The small fishing town providing Japan’s nuclear litmus test
In the sleepy coastal town of Kaminoseki, population circa 3,000, one of Japan’s most divisive political debates – the future of nuclear power – is being played out in microcosm
The views from the sleepy coastal town of Kaminoseki could not be more contrasting. From the tip of the Murotsu peninsula on Japan’s Honshu island, one can glimpse the country’s pre-industrial past on an islet just a few kilometres offshore.
There, on Iwaishima, an elderly and dwindling population now down to just a few hundred fishermen, cling to a traditional way of life with little to disturb them bar the mating calls of migratory murrelets.
The view from Iwaishima is different. When the fishermen look back to the mainland they see the site of a long-stalled development that they say threatens far more than their rural idyll. It is here that one of Japan’s most divisive political debates – that regarding the future of nuclear power – is being played out in microcosm.
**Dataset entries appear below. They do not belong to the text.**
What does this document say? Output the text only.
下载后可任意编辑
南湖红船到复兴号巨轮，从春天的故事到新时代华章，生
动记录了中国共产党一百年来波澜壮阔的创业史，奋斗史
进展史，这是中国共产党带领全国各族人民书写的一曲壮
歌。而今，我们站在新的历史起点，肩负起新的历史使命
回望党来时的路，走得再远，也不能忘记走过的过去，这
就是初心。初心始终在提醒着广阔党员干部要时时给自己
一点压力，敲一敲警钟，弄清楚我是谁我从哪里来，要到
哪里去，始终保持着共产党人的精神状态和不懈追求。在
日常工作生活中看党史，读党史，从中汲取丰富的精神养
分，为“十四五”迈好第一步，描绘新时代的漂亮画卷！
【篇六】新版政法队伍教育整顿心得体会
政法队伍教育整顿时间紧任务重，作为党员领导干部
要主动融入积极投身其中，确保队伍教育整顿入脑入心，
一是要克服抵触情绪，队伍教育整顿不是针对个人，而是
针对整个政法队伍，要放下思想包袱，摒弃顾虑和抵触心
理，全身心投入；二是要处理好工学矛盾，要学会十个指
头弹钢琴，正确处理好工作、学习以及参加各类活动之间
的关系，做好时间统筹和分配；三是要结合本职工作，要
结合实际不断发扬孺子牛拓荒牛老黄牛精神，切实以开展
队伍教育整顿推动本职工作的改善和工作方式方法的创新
For the past 35 years, plans for twin nuclear reactors on mainland Kaminoseki have split opinion in this town of population roughly 3,000. When the plans were first unveiled by the Chugoku Electric Power Company in 1982, many on the mainland were wooed by financial incentives that included offers of compensation for the loss of fishing grounds. But those on Iwaishima have always remained almost unanimously opposed, staging protests on hundreds of occasions since then.